2014/03/16

Weekly Ketchup 11 - Direction vs. Management

These past three days had been rather busy for me, work-wise. I directed a photo shoot for a client's advertising and marketing campaign. I got to work with an awesome photographer who, as cliche as this may sound, really brought to life the ideas in my head.

The experience gave me an insight into the relationship between a film director and a cinematographer. Although I had a dictionary definition of each other's scope of work in a film set, I never had a working knowledge about the difference between the two disciplines - until I found myself giving our photographer directions about what I wanted to see and then let him masterfully wove light, shadow, and depth to give me the photos that I needed.

I get it now!
Thankfully, this was our second campaign for the client and we also booked the same photographer as the last time, so there's already a level of familiarity that made the workload a bit smoother and easier than the first time. Of course, that doesn't necessarily mean things went off without any glitches.

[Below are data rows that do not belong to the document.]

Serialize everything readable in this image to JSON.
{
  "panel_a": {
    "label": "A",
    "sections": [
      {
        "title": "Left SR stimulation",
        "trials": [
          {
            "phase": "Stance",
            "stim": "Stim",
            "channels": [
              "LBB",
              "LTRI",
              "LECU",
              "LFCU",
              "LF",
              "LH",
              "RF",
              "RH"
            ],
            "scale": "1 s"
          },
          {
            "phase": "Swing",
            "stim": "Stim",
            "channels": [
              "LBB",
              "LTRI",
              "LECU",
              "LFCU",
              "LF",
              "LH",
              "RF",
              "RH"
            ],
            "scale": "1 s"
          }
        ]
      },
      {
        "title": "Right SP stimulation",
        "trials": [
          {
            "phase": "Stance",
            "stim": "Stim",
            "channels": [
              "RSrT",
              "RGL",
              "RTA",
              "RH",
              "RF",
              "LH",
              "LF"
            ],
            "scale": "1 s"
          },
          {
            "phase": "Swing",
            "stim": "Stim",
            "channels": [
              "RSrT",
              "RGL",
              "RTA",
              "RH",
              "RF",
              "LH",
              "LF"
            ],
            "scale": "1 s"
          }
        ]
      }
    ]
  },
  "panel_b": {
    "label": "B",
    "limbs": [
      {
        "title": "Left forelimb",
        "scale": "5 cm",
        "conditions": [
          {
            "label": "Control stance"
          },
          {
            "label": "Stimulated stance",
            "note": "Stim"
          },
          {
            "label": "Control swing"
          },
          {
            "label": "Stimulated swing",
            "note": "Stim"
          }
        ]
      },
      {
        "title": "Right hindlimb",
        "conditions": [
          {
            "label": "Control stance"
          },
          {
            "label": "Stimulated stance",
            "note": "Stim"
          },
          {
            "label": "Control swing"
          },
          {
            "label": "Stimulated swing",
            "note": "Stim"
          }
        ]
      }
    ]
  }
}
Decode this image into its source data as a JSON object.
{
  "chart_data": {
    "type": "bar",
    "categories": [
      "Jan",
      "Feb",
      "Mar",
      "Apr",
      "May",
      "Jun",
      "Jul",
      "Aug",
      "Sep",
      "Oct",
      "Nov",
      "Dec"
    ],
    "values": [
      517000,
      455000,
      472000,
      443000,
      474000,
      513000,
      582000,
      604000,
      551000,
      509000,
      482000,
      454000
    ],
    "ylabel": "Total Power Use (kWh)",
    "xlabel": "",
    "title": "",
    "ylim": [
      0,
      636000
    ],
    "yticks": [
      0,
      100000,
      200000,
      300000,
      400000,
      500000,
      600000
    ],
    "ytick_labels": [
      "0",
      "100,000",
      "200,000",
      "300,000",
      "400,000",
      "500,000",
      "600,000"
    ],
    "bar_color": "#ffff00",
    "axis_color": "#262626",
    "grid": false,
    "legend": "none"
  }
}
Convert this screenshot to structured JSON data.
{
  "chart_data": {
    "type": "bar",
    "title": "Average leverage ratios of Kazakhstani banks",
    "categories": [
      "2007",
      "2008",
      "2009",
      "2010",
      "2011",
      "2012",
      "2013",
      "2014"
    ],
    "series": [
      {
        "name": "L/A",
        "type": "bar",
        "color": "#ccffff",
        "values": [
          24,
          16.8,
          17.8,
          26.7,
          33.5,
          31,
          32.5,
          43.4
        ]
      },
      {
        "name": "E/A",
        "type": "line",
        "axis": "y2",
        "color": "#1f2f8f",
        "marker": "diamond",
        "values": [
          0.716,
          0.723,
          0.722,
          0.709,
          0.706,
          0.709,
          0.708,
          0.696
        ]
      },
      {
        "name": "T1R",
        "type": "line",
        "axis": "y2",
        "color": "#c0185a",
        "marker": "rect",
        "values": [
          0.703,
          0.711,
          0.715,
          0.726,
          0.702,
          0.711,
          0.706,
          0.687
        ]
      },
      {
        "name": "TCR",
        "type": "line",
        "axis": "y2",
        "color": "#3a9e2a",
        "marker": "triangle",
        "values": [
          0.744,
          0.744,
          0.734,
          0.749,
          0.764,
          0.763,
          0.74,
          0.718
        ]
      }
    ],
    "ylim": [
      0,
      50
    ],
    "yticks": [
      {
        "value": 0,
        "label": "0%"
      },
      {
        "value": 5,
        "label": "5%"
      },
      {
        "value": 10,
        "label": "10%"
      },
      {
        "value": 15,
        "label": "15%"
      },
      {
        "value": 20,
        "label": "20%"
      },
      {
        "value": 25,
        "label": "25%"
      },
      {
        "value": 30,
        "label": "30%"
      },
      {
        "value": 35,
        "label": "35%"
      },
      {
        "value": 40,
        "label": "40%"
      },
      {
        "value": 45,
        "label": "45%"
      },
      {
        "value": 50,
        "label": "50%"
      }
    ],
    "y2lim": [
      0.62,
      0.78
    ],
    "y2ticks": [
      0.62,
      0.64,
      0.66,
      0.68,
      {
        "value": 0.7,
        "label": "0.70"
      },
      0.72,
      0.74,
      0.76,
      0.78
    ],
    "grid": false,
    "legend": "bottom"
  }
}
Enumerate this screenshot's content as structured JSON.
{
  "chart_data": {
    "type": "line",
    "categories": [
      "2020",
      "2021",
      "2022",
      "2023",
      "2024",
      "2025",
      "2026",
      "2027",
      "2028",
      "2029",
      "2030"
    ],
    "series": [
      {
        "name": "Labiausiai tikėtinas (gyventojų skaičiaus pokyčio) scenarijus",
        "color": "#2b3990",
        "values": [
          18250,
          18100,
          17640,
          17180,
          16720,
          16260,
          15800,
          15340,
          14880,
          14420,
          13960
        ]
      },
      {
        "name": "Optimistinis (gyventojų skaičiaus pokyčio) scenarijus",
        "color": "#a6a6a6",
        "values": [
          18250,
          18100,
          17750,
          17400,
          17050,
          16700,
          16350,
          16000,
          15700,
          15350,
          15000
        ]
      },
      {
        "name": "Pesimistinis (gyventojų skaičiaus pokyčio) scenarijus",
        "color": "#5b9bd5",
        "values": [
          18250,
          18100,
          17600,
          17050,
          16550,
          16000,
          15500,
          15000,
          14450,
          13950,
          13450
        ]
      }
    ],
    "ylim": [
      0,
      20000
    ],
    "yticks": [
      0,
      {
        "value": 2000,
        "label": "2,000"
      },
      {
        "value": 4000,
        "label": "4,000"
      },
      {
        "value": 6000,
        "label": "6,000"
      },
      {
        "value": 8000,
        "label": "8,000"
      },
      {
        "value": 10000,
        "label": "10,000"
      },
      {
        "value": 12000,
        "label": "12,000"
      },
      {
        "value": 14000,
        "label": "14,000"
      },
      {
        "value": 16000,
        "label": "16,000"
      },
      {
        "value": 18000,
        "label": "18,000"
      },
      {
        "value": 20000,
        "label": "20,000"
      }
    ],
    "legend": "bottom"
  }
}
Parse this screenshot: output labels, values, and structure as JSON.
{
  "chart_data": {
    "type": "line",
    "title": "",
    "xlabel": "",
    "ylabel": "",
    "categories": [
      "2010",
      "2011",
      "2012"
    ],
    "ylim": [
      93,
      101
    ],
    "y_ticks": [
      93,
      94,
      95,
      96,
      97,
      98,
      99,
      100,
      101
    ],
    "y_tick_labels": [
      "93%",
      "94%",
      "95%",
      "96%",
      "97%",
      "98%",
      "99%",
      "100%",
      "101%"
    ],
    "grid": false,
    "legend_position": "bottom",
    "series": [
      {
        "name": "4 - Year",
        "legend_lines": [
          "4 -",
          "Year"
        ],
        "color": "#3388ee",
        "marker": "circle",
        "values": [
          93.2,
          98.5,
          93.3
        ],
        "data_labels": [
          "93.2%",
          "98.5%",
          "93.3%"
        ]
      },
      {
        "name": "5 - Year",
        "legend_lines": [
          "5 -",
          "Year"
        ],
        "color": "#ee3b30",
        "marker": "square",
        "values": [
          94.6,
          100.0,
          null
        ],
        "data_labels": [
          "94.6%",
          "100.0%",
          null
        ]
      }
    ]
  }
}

While I was essentially on board the project as creative director, my previous training in production management constantly kicked in and I found myself micro-managing every aspect of the shoot, including logistics, which was supposed to be the client's responsibility. Because we were trying to accomplish more than 50 sets of photos in different rooms with different groups of people over a period of three 12-hour days, I often had to serve as vanguard and prep the next location before our photographer came in, which was the system we worked with in our previous project.

I'm seriously awed by how they control the lighting of their set.
However, as director, I really shouldn't leave my set. That was a mistake I learned from the very first set that we shot. I left to prep the next set and someone from the client side thought they could supercede my direction, so they took a photo that I would never use in the campaign. We ended up re-shooting the damn thing on the very last day. Time and effort wasted but lesson learned.

If that sounds like a rookie mistake, that's because it is. It was, after all, my first time to handle directorial duties. However, when it comes to production management, I'm your man. That much, I can take pride in. I knew how to control my sets, isolate variable elements, and give our team a controlled environment to work in.

Production work is as close to military dictatorship as it gets.
There were several instances when pre-determined locations suddenly weren't available and I practically dictated to the client which alternative locations I preferred to shoot in instead of waiting for them to decide. In one instance, they did offer an alternative but, knowing that the location wasn't conducive for the type of shoot I wanted to do, I strongly insisted on another specific location, which was ultimately granted. I feel that in those instances, the creative director and production manager part of my brain were working in tandem.

One thing I learned about myself throughout the whole process was that I'm quick on my feet when it comes to creative direction but I make crappy decisions on the spot as production manager. Is it the nature of the job? As director, I had to make something out of what is immediately in front of me. As manager, I needed to know everything beforehand. In production management, especially in events, one of the very first things that we learned is to gain control of every aspect of production, which meant that we had to adopt a "begin-with-the-end-in-mind" mentality.

Get it?
My experience as a student leader in college also inculcated that line of thinking, and I've thankfully developed a sense of foresight that helps me weed out "unforeseen circumstances". But I also have the foresight to know that no matter what I do, there will always be "unforeseen circumstances". I even have the foresight to realize that the commands I barked on the spot were stupid and reversed them before they did any damage, which served us well during the shoot.

On a somewhat related note, we had a meeting with another client - a project management specialist - who brought up a very interesting insight: Apparently the strict, follow-instructions-to-the-dot approach to project management is more closely followed in engineering, construction, and other rigid industries and is hardly used in the creative disciplines, which follows a more flexible approach to project management. In my head, I was like "Bitch, unless you've actually managed live productions and events, your understanding is theoretical!"


Also this week: I bought a new game from Google Play! Venture Towns is a simulation game from Kairosoft similar to Sim City. It was on sale as part of the Play Store's 2nd anniversary promote, so I thought I'd snatch it. So far, I've been loving it - I even played it on breaks during the shoot!

Hmm, now that I think about it, I wonder if there's a correlation between my preference for third-person POV RPGs, simulations, and strategy games and my "seeing the big picture" approach to production management.